How is the golden ratio used in design?

5 min read

How is the golden ratio used in design?

The Egyptians used it to build the pyramids, the Greeks used it to design the Parthenon, Dan Brown based the Da Vinci Code on it, and designers use it all the time. Of course, we are talking about the golden ratio. It is also called Phi, φ after the Greek sculptor Phidias.

What is the Golden Ratio?

The golden ratio, or Phi, is an irrational number equal to 1.618. The golden ratio was the division of a section into parts, in which the whole section is related to its larger part as the larger part is related to the smaller part. (a+b)/a=a/b.

How to calculate the golden ratio?

To calculate the golden ratio, you divide the line segment into two smaller parts. The longer part (a) divided by the shorter part (b) equals the sum of (a) and (b) divided by (a) equals 1.618. This formula helps create shapes, layouts, structures, logos, and more. The golden ratio or Phi is equal to ~ 1.61803398874989484820… Since Phi is irrational, the digits after the decimal point continue forever without repeating.
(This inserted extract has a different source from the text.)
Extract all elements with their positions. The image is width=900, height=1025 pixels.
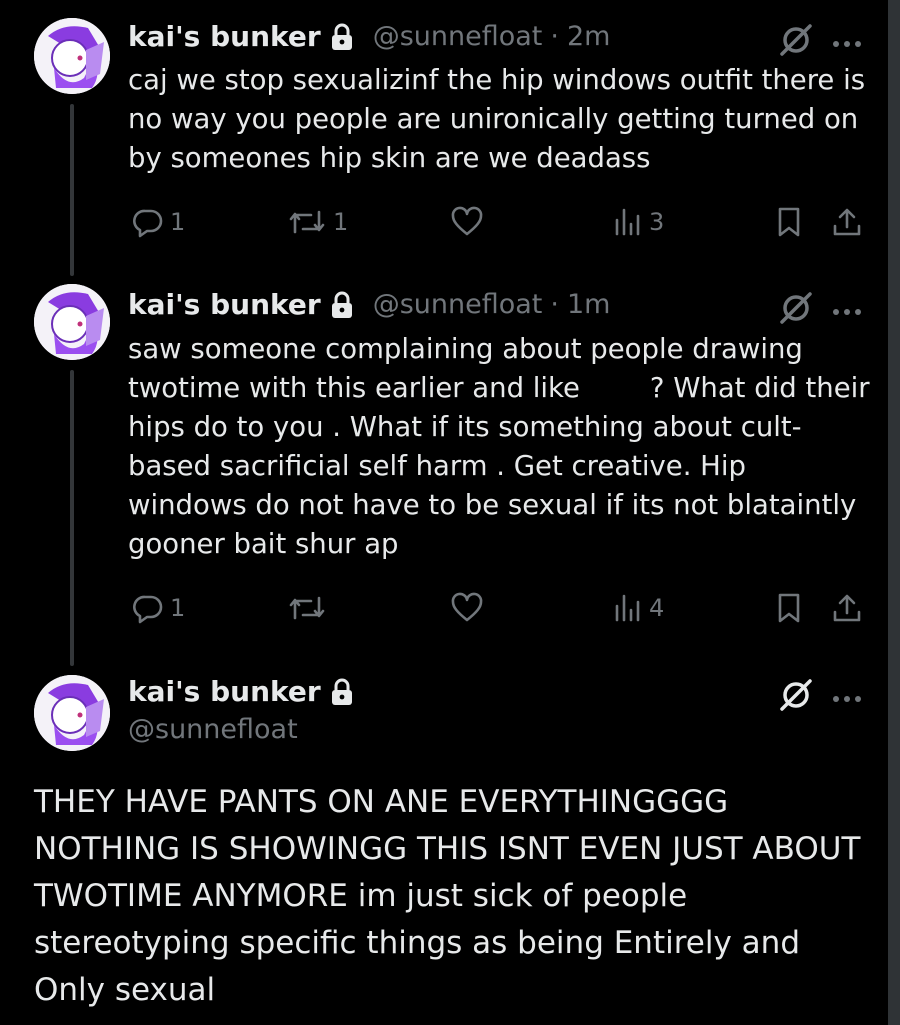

The Golden Ratio and the Fibonacci Sequence

The Fibonacci sequence is the sum of the two numbers preceding it. Using the Fibonacci pattern, the Greeks developed the golden ratio to express the difference between any two numbers in the sequence. As the Fibonacci numbers increase, the ratio of successive numbers in the Fibonacci series begins to approach the Golden Section. In Arthur Benjamin’s Ted Talk, there are very detailed and beautiful descriptions of the connection between these two patterns.

Examples of the golden ratio in nature and art

– Petals – The number of flower petals follows the Fibonacci sequence, including Chamomile, which has 34 petals. Each petal is placed on the flower with a rotation of 0.618034 b. This facilitates the best exposure to sunlight.
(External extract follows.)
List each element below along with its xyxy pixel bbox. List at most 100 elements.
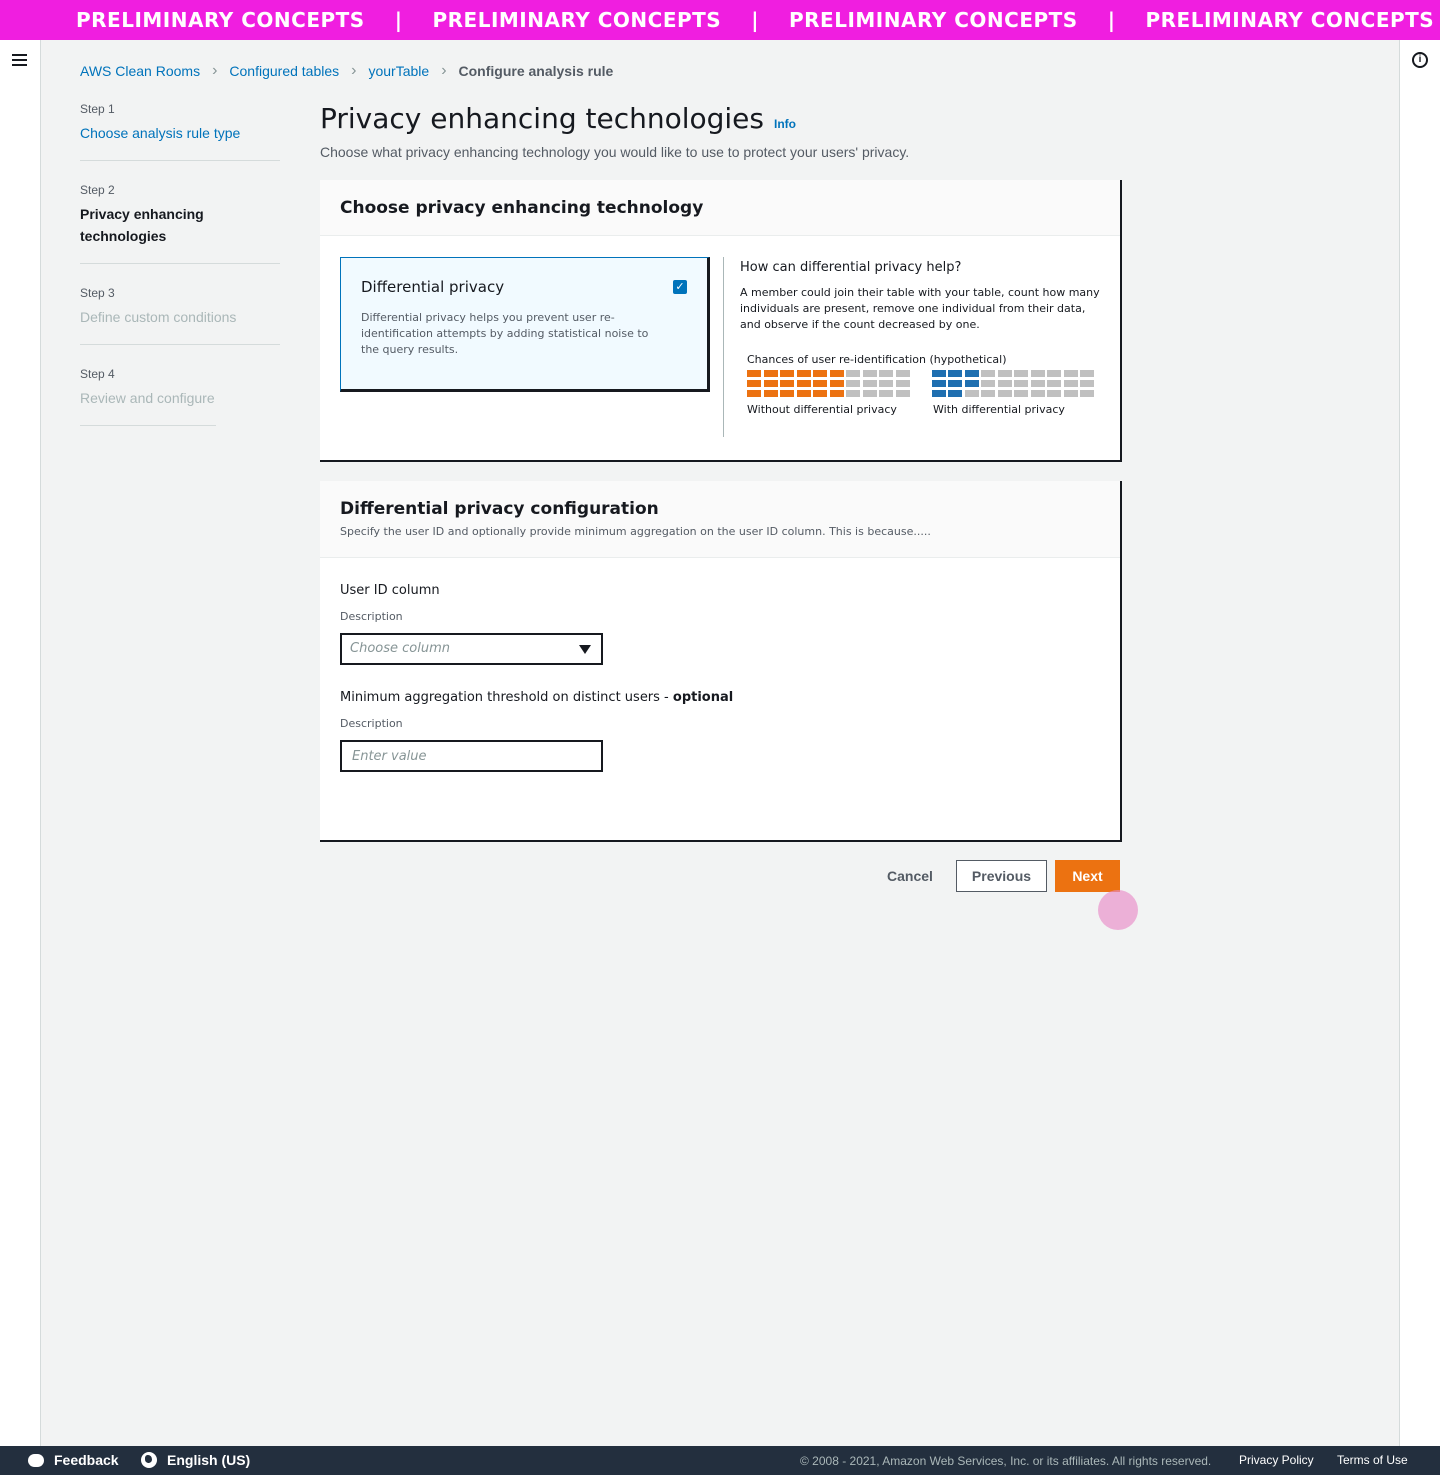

– Painting – Da Vinci’s The Last Supper is one of the best examples of Golden Ratio grids, Michelangelo’s The Creation of Adam, many paintings by Georges Seurat, and Edward Burne-Jones’ Golden Staircase.

– Logos – Apple, Pepsi, Google, National Geographic, etc

– Architecture. From the Pyramids and the Parthenon to the UN Secretariat building in New York.

How does it apply to UI UX design and beyond?

A flawless UI UX design is a must on websites. Does the website design also follow the Golden Ratio pattern? Yes, yes, and yes once. While there are many ways you can incorporate it, let’s focus on the most important aspects of how to use the Golden Ratio in design.

Fonts and hierarchy

Suppose you need to find out the font size of your website. The first thing is to create a hierarchy for your body of text, regardless of the length of the text. The golden ratio can be used in minutes to figure out the hierarchy. For example, if your main text size is 12px, and if you multiply that by 1.618, you get 19.416, which is the correct size for your header text.

Attractive UI design

How can the golden ratio of design be used to improve the layout of shapes? Take a page that highlights a block of content. Set the dimensions: Take any layout that is 960px wide, divide it by 1,618 and you get 594, which is the height of the layout.

Logo development

The first fundamental requirement for creating your brand identity is having your logo. When creating a logo for your business, you can use the golden ratio to get a proportional image. Using the golden ratio formula, you can easily create a logo with minimalistic and harmonious dimensions that become part of your brand identity.

Creating characters

If the great Renaissance artists could do this, what is to stop us from using the Golden Mean for image composition? You can use the golden spiral on images to test harmony and balance.

In one word

Golden ratio is everywhere in design. Use it in your designs to get competent, professional and balanced visuals.